Le 30/01/2014 08:44, Lars Borin a écrit :
> Dear all,
>
>>
>>
>>     Other that that I wanted to clarify one issue regarding language
>>     codes in the example.
>>
>>     I have seen that some people (John?) have started to use the ISO
>>     639-2 codes (e.g. "ENG" for English, "SPA" for Spanish etc.).

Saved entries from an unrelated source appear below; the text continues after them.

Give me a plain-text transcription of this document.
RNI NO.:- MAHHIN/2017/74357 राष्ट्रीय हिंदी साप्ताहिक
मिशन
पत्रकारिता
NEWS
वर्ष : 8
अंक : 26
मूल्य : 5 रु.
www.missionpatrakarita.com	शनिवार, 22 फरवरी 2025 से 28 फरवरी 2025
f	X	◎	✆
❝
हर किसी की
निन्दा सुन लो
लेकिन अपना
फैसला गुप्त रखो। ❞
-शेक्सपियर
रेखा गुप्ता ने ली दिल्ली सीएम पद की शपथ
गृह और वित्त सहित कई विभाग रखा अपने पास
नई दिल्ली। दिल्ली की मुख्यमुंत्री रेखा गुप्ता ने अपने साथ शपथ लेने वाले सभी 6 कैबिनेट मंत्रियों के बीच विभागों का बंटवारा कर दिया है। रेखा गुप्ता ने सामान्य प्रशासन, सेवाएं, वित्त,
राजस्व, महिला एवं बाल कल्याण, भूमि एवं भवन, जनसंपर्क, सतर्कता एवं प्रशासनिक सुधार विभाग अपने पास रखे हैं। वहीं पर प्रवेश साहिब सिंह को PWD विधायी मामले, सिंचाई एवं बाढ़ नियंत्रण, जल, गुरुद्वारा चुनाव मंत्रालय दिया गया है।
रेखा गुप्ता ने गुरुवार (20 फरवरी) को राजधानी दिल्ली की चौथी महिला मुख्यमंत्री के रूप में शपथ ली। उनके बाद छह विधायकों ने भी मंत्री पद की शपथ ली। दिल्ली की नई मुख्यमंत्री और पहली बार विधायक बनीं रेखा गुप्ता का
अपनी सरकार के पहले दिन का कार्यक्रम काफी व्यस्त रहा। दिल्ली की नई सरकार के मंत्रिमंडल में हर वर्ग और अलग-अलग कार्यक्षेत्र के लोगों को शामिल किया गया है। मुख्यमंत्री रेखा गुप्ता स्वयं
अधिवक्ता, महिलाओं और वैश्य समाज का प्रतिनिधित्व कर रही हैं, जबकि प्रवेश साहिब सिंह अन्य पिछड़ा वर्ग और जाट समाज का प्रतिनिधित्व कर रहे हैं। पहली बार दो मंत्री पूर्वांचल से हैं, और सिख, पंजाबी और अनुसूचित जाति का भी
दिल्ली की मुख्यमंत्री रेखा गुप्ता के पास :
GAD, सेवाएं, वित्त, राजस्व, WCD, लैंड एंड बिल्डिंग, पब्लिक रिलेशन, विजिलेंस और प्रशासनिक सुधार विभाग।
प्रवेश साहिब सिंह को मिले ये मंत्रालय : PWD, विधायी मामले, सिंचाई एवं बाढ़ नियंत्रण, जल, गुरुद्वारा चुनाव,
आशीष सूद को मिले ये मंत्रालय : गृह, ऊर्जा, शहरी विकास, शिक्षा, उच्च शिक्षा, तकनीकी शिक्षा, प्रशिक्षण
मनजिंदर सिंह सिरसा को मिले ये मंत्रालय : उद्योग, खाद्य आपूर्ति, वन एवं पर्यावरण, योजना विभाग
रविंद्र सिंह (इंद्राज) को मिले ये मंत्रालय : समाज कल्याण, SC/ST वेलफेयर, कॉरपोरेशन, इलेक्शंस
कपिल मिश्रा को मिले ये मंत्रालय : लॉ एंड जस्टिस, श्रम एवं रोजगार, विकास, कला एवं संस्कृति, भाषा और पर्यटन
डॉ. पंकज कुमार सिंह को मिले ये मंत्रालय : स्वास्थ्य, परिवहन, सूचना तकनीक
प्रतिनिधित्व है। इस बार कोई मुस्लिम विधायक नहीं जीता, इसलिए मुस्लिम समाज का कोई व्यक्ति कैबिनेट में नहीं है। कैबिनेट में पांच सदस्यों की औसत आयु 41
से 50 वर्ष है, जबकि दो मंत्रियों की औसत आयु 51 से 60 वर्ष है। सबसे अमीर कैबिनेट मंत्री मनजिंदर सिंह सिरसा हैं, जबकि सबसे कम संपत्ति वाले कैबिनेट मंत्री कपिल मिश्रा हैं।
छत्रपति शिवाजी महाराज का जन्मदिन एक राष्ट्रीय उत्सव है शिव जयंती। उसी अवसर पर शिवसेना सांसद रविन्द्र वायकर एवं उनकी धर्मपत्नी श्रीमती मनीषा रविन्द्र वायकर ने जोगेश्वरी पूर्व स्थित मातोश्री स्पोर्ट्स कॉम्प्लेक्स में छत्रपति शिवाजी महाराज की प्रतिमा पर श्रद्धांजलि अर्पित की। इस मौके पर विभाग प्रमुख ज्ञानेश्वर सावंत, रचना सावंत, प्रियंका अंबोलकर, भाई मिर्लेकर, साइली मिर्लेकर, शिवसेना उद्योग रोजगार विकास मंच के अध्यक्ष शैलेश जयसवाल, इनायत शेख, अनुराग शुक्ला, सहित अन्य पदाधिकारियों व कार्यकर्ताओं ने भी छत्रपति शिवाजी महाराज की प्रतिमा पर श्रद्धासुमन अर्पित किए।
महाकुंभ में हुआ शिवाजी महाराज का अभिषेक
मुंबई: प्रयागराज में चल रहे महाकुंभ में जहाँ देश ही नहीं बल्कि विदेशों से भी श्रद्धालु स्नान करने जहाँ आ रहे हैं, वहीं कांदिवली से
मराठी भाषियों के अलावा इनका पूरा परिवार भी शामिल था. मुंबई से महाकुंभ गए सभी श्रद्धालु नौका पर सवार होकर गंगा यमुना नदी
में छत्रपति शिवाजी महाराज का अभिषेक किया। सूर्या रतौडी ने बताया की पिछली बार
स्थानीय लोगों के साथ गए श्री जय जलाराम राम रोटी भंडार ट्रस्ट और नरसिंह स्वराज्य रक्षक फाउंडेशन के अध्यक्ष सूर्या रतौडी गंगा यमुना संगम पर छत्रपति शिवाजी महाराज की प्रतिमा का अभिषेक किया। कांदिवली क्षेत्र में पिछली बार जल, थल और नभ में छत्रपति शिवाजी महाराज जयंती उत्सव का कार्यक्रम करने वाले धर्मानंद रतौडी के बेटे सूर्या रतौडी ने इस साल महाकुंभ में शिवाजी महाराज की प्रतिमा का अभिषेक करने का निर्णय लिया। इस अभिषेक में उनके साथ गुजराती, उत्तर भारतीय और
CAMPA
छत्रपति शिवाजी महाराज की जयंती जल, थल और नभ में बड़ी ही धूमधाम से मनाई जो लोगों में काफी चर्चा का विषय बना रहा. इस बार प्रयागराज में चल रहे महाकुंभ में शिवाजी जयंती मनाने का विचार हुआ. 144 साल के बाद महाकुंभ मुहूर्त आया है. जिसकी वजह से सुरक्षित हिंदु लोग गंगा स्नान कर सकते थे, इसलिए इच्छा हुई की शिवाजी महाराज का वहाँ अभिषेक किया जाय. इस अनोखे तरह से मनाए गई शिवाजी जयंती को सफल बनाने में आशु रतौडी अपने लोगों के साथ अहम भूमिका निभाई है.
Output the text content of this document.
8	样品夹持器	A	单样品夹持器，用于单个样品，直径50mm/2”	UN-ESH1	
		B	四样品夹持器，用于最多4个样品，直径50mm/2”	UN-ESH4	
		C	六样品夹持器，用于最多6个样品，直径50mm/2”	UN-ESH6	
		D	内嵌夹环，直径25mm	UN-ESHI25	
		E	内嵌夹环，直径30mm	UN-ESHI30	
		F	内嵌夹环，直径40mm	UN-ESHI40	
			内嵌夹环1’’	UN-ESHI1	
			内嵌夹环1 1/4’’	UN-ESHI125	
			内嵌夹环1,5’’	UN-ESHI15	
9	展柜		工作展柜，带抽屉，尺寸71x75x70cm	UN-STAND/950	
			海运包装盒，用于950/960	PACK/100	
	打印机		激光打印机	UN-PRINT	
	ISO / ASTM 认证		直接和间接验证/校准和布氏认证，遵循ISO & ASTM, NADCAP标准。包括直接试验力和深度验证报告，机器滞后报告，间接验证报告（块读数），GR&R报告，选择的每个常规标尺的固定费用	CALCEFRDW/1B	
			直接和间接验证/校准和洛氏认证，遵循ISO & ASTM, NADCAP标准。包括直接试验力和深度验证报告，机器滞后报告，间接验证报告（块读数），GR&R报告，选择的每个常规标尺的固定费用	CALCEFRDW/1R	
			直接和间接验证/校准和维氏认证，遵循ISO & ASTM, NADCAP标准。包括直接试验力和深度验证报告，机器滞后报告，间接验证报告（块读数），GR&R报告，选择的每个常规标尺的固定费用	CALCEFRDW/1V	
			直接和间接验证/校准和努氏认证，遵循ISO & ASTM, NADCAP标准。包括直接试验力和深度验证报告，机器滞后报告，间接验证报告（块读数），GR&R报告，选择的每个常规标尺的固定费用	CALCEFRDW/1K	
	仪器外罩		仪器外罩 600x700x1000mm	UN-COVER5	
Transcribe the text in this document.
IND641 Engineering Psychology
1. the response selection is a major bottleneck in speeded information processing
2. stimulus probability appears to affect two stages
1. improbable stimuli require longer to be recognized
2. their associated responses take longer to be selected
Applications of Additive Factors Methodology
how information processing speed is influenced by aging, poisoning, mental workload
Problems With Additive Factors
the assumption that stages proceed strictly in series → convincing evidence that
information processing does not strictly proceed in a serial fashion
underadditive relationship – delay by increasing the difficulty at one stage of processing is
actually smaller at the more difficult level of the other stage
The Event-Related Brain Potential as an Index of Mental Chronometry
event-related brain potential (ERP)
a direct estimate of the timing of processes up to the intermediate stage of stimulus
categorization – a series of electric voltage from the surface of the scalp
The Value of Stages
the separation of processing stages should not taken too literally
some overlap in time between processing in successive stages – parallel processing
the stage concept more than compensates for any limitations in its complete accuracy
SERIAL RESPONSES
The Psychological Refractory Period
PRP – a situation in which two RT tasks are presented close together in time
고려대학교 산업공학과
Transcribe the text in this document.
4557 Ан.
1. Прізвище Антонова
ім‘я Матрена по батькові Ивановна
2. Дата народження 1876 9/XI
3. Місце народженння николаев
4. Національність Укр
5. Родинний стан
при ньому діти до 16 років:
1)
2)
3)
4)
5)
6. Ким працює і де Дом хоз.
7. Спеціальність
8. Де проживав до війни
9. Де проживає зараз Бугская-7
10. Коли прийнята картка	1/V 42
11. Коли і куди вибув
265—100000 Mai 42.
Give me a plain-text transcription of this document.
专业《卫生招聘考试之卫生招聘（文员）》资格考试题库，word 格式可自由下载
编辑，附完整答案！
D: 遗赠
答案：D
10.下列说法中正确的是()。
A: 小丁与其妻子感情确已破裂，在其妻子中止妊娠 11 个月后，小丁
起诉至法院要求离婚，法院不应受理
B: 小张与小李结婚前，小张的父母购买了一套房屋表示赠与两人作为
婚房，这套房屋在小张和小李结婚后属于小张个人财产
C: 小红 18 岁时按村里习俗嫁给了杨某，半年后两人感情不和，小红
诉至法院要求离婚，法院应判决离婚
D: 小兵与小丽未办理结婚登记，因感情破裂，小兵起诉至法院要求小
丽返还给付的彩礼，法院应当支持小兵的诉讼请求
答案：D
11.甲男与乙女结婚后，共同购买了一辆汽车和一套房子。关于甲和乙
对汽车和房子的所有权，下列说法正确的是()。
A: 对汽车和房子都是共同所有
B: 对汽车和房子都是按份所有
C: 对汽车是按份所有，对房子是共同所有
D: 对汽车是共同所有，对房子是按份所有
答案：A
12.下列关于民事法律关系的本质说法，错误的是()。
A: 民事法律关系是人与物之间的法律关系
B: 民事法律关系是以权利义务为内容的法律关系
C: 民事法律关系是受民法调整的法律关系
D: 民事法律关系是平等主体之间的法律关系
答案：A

>>     I would propose we stick to the ISO 639-1 two-letter ISO 639-1
>>     codes (e.g. "EN", "ES") etc. There is no particular reason for
>>     this other than the fact that most people know these codes.
>>
>>     If the argument is recency and reusing the newest standard, then
>>     we would have to go anyway for four letter codes according to ISO
>>     639-6.
>>
>>
>> In the open mulitlingual wordnet we use the three letter codes 
>> because there are people working on languages which do not have two 
>> letter codes, such as Abui (abz),  Minangkabau (min) or Cantonese 
>> (yue).  Note that some of these are large language communities, 
>> Minangkabauhas around 6 million speakers. I think this is a strong 
>> argument for not going back to the two letter codes.
>
> I suspect that the three-letter codes in question are intended to be 
> ISO 639-3 (and not 639-2), the use of which is pretty much best 
> practice in linguistics today (even if there is quite a bit of 
> discussion about how well it reflects lingusitic descriptive practice 
> and actual reality; see, e.g., <http://dlc.hypotheses.org/610>), 
> because of coverage (not even all the languages of Europe are covered 
> by 639-1, e.g. the two Sorbian languages) and because of granularity: 
> The "language" level of ISO 639-3 (basically that of the Ethnologue) 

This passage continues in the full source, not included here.